Proximate Cause Necessary for Child Porn Restitution Order

The Second Circuit Court of Appeals ruled last week that a victim of child pornography can seek restitution from the person who created the image, but not from persons who merely possessed the image.

In other words, the Second Circuit thinks that the perverts who create child porn are more terrible (or at least more directly responsible for harm) than the upright citizens who just view it.

In the case, U.S. v. Aumais, defendant Gerald Aumais challenged the court restitution order in his sentence after pleading guilty to transporting and possessing child pornography. Under the order, Aumais was to pay $48,483 to finance counseling costs of "Amy" one of the victims depicted in the images and videos.
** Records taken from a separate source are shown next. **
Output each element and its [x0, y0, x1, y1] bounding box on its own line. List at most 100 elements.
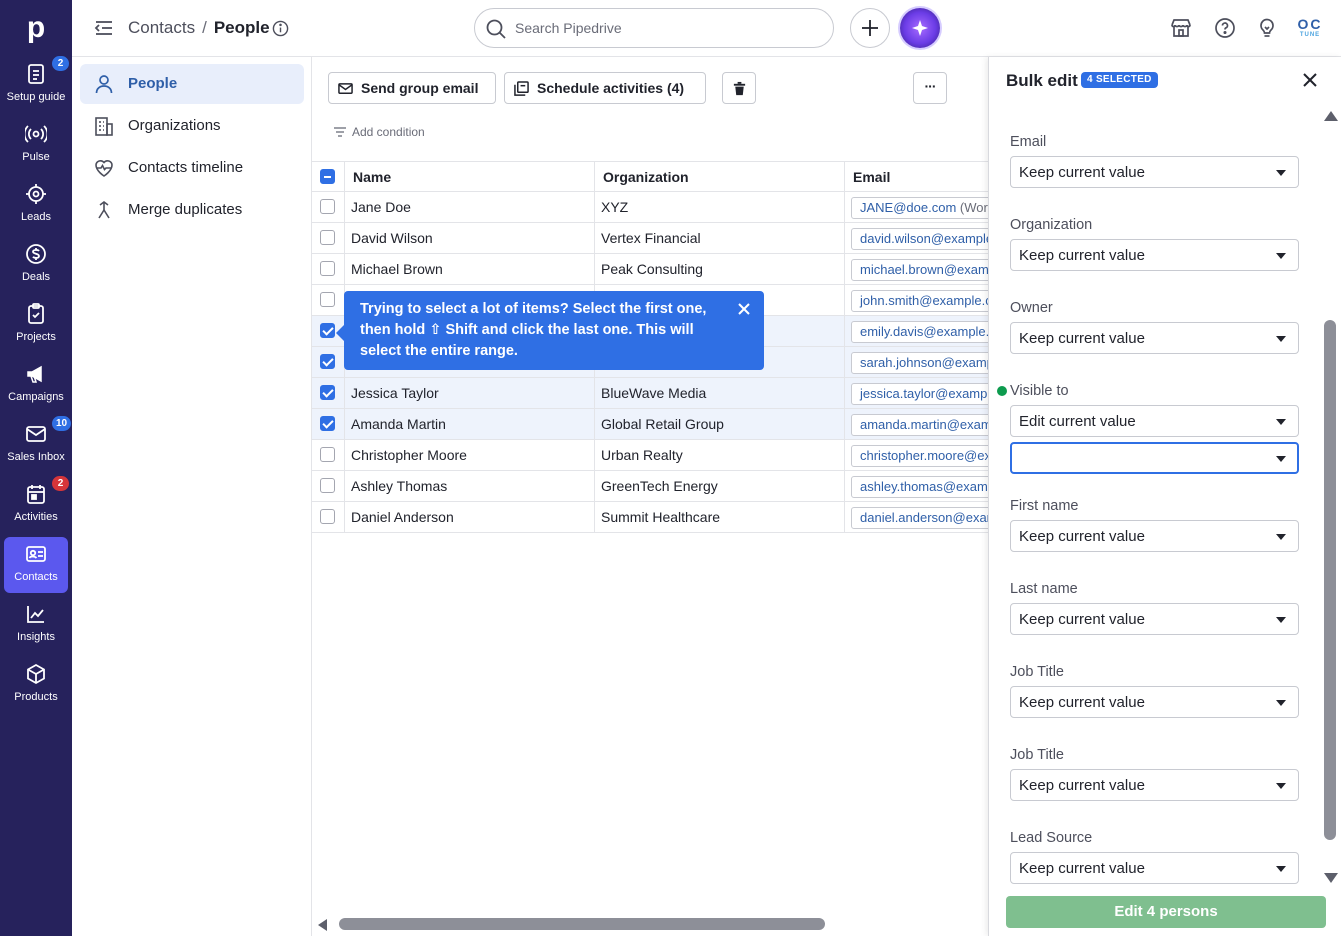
field-select[interactable]: Keep current value	[1010, 852, 1299, 884]
scrollbar-thumb[interactable]	[339, 918, 825, 930]
subnav-item-organizations[interactable]: Organizations	[80, 106, 304, 146]
cell-name[interactable]: Christopher Moore	[344, 440, 594, 470]
rail-item-insights[interactable]: Insights	[4, 597, 68, 653]
edit-persons-button[interactable]: Edit 4 persons	[1006, 896, 1326, 928]
rail-item-more[interactable]	[4, 717, 68, 773]
send-group-email-button[interactable]: Send group email	[328, 72, 496, 104]
row-checkbox[interactable]	[320, 199, 335, 214]
cell-organization[interactable]: Urban Realty	[594, 440, 844, 470]
search-input[interactable]	[515, 18, 815, 38]
field-select[interactable]: Keep current value	[1010, 239, 1299, 271]
column-header-organization[interactable]: Organization	[594, 162, 844, 192]
field-select[interactable]: Keep current value	[1010, 156, 1299, 188]
scroll-up-arrow[interactable]	[1324, 111, 1338, 121]
breadcrumb-parent[interactable]: Contacts	[128, 18, 195, 37]
marketplace-icon[interactable]	[1170, 17, 1192, 39]
cell-name[interactable]: David Wilson	[344, 223, 594, 253]
subnav-item-merge-duplicates[interactable]: Merge duplicates	[80, 190, 304, 230]
cell-name[interactable]: Daniel Anderson	[344, 502, 594, 532]
cell-organization[interactable]: Summit Healthcare	[594, 502, 844, 532]
scroll-down-arrow[interactable]	[1324, 873, 1338, 883]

Amy's lawyers have submitted almost 700 federal criminal restitution pleas in pornography collection cases, seeking more than $3 million in each case. They have already recovered $345,000, reports The New York Times.

Aumais challenged the restitution order on the grounds that his possession of the images was not a proximate cause of Amy's loss. The Second Circuit Court of Appeals agreed.

The court noted that there is a split in the circuits as to whether the government must show that a child pornography victim's losses were proximately caused by a defendant's actions, or whether it is sufficient to show causation generally in order to win a federal restitution order.

If you follow this blog, you know the Second Circuit Court of Appeals marches to its own beat, so you might be as shocked as we were that the court followed the majority of the circuits on this issue, and found that a victim's losses must be proximately caused by the defendant's offense in order to justify a restitution order.

What do you think? Did the court reach the right decision in its foray into the majority in U.S. v. Aumais? Should federal restitution statutes in these cases be narrowly or broadly interpreted given the especially egregious nature of this crime?